В последний год в Школе музыки и искусств мы с Пией открыли доступ для других членов в наше враждебное меньшинство из двух и включили в него несколько новеньких, тоже рожденных для лучшей доли. Не сказать, чтобы толпа, но сколько-то нас все же набралось. В нашу группу входила пышногрудая девица по имени Нина Нонофф, чьи претензии на исключительность основывались на некрофилической страсти к призраку Дилана Томаса, предполагаемом знании китайских и японских ругательств и «контакте» с настоящим йельцем – посулы всем нам посещений бейсбольных матчей по уикэндам… но, к сожалению, ее «контакт» оказался приятелем приятеля знакомого ее брата. У матери Нины была громадная коллекция «сексуальных книг», к которым мы отнесли и «Взросление в Самоа» и «Секс и темперамент»; с нашей точки зрения, в эту категорию попадала любая книга, если в ней говорилось о половой зрелости. Ну и потом, у Нины отец – просто высший класс: в 1940-е годы он создал программу для радио под названием «Синяя оса». А вот Джил Сигель вошла в группу не столько за свой высокий класс, сколько из нашей благотворительности. Ей практически нечего было добавить к нашему совершенству, но она компенсировала это слепой преданностью нам и лестным подражанием нашим наиболее вульгарным глупостям. Непостоянным членом числилась Грей Баратто – она специализировалась на музыке, и ее интеллект мы не уважали, зато она рассказывала фантастические истории о своих сексуальных похождениях. И хотя сама она это отрицала, но мы у нее за спиной говорили друг дружке, что «у нее уже все было». «Ну, по меньшей мере она demi-vierge», – сказала Пия. Я согласно кивнула, а потом полезла в словарь, чтобы выяснить, что это значит.

В группу были допущены всего два парня, и мы относились к ним с максимальным презрением, давая им понять, что их терпят только из чувства сострадания. Поскольку они были наши одноклассники, а не «студенты», мы без обиняков дали им понять, что можем считать их только «платоническими» друзьями. Джон Сток – сын старых друзей моих родителей. Этот пухлощекий блондин писал рассказы. Любимая его фраза гласила – «в пароксизме страсти». И появлялась по меньшей мере раз в каждом из его опусов.

В меня влюбился Рон Перкофф, которого мы, конечно, называли Джеркофф. Высокий, худой, с огромным крючковатым носом и совершенно невероятным набором угрей и прыщей, их жутко хотелось выдавить. Он был англофилом и выписывал «Панч», а также доставляемое авиапочтой издание «Манчестер гардиан», в любую погоду носил с собой плотно скрученный зонтик, слово «банальный» (одно из его любимых) произносил в нос и оживлял речь выражениями вроде «гнусный пройдоха» или «шалопайничать».

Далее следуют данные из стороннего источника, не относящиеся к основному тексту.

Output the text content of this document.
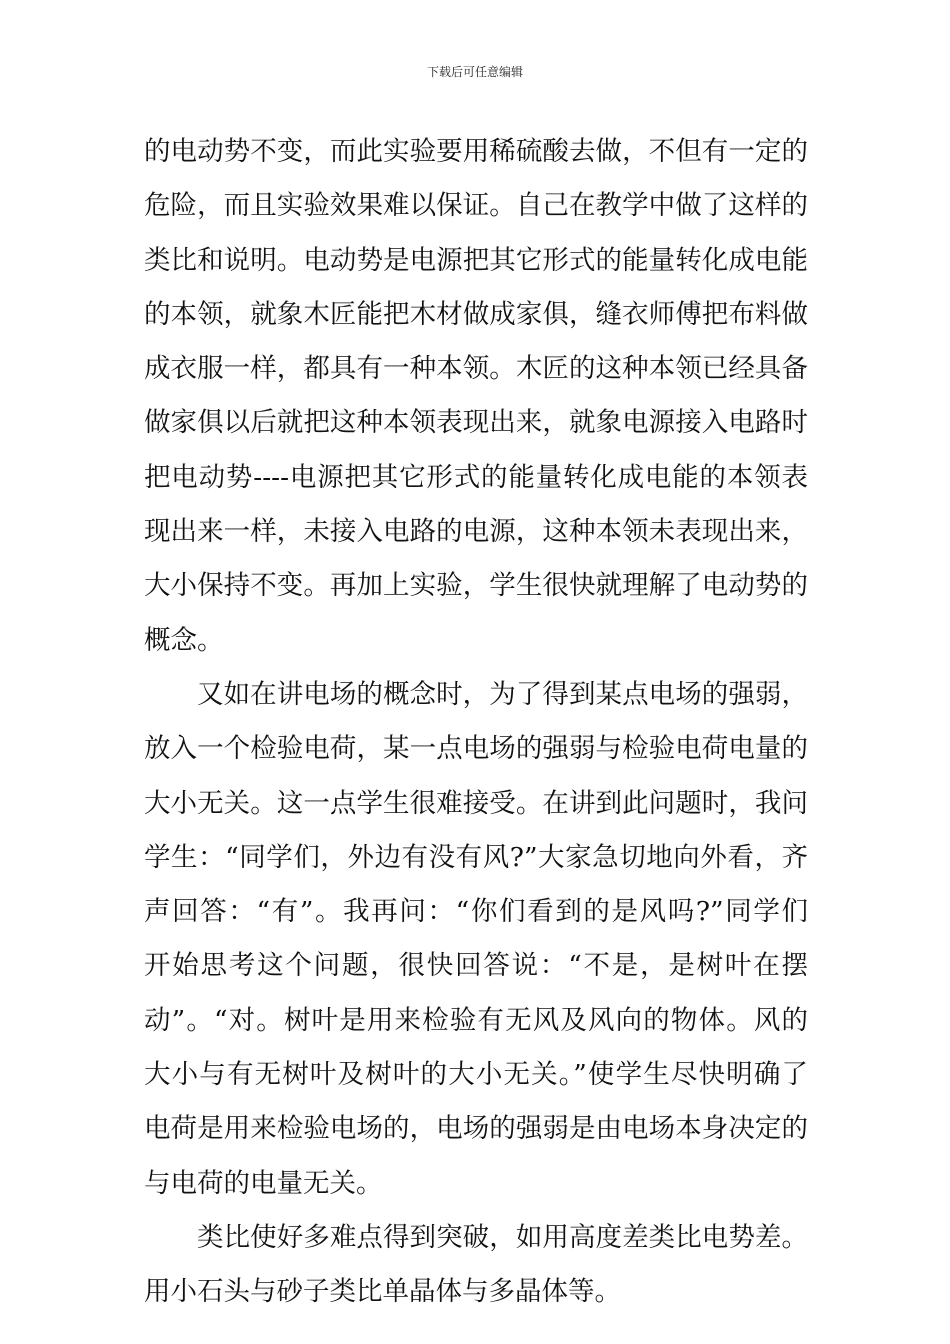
下载后可任意编辑
的电动势不变，而此实验要用稀硫酸去做，不但有一定的
危险，而且实验效果难以保证。自己在教学中做了这样的
类比和说明。电动势是电源把其它形式的能量转化成电能
的本领，就象木匠能把木材做成家俱，缝衣师傅把布料做
成衣服一样，都具有一种本领。木匠的这种本领已经具备
做家俱以后就把这种本领表现出来，就象电源接入电路时
把电动势----电源把其它形式的能量转化成电能的本领表
现出来一样，未接入电路的电源，这种本领未表现出来，
大小保持不变。再加上实验，学生很快就理解了电动势的
概念。
又如在讲电场的概念时，为了得到某点电场的强弱，
放入一个检验电荷，某一点电场的强弱与检验电荷电量的
大小无关。这一点学生很难接受。在讲到此问题时，我问
学生：“同学们，外边有没有风?”大家急切地向外看，齐
声回答：“有”。我再问：“你们看到的是风吗?”同学们
开始思考这个问题，很快回答说：“不是，是树叶在摆
动”。“对。树叶是用来检验有无风及风向的物体。风的
大小与有无树叶及树叶的大小无关。”使学生尽快明确了
电荷是用来检验电场的，电场的强弱是由电场本身决定的
与电荷的电量无关。
类比使好多难点得到突破，如用高度差类比电势差。
用小石头与砂子类比单晶体与多晶体等。
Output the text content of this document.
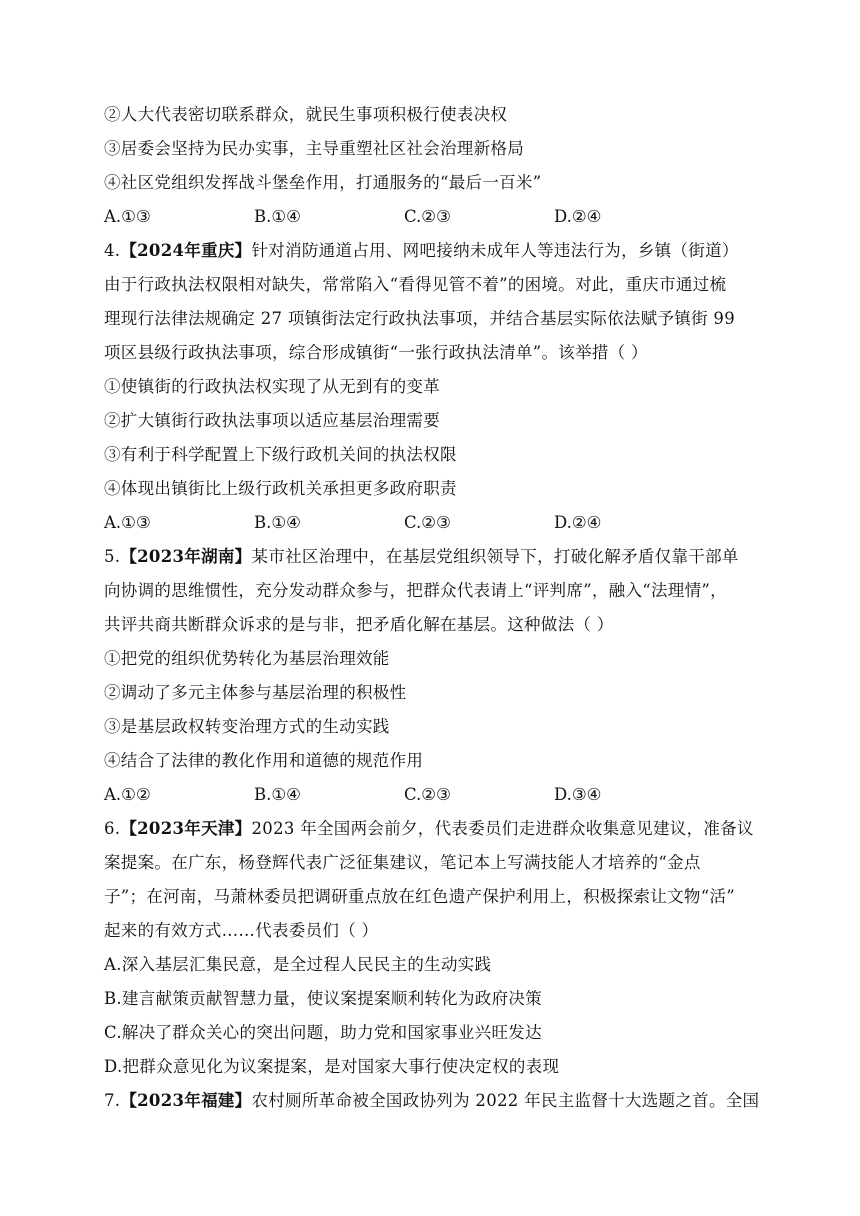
②人大代表密切联系群众，就民生事项积极行使表决权
③居委会坚持为民办实事，主导重塑社区社会治理新格局
④社区党组织发挥战斗堡垒作用，打通服务的“最后一百米”
A.①③	B.①④	C.②③	D.②④
4.【2024年重庆】针对消防通道占用、网吧接纳未成年人等违法行为，乡镇（街道）
由于行政执法权限相对缺失，常常陷入“看得见管不着”的困境。对此，重庆市通过梳
理现行法律法规确定 27 项镇街法定行政执法事项，并结合基层实际依法赋予镇街 99
项区县级行政执法事项，综合形成镇街“一张行政执法清单”。该举措（ ）
①使镇街的行政执法权实现了从无到有的变革
②扩大镇街行政执法事项以适应基层治理需要
③有利于科学配置上下级行政机关间的执法权限
④体现出镇街比上级行政机关承担更多政府职责
A.①③	B.①④	C.②③	D.②④
5.【2023年湖南】某市社区治理中，在基层党组织领导下，打破化解矛盾仅靠干部单
向协调的思维惯性，充分发动群众参与，把群众代表请上“评判席”，融入“法理情”，
共评共商共断群众诉求的是与非，把矛盾化解在基层。这种做法（ ）
①把党的组织优势转化为基层治理效能
②调动了多元主体参与基层治理的积极性
③是基层政权转变治理方式的生动实践
④结合了法律的教化作用和道德的规范作用
A.①②	B.①④	C.②③	D.③④
6.【2023年天津】2023 年全国两会前夕，代表委员们走进群众收集意见建议，准备议
案提案。在广东，杨登辉代表广泛征集建议，笔记本上写满技能人才培养的“金点
子”；在河南，马萧林委员把调研重点放在红色遗产保护利用上，积极探索让文物“活”
起来的有效方式……代表委员们（ ）
A.深入基层汇集民意，是全过程人民民主的生动实践
B.建言献策贡献智慧力量，使议案提案顺利转化为政府决策
C.解决了群众关心的突出问题，助力党和国家事业兴旺发达
D.把群众意见化为议案提案，是对国家大事行使决定权的表现
7.【2023年福建】农村厕所革命被全国政协列为 2022 年民主监督十大选题之首。全国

Когда наша агония закончилась – приемная комиссия колледжа отзаседала и пришли извещения о приеме, мы вшестером принялись шалопайничать, главным образом в квартире моих родителей, где мы убивали время долгого весеннего семестра, с нетерпением ожидая окончания школы. Сидя на полу в гостиной, поглощали тонны фруктов, сыра, сэндвичей с арахисовым маслом и печенья, слушали альбомы Фрэнка Синатры и совместно писали опусы с продолжением, пытаясь сделать их максимально порнографическими – насколько позволяло наше воображение. Сочиняли мы на моей портативной «Оливетти», которую передавали с колен на колени. Если на этих сборищах присутствовал Джон, то в повестке дня неизменно мелькали пароксизмы страсти.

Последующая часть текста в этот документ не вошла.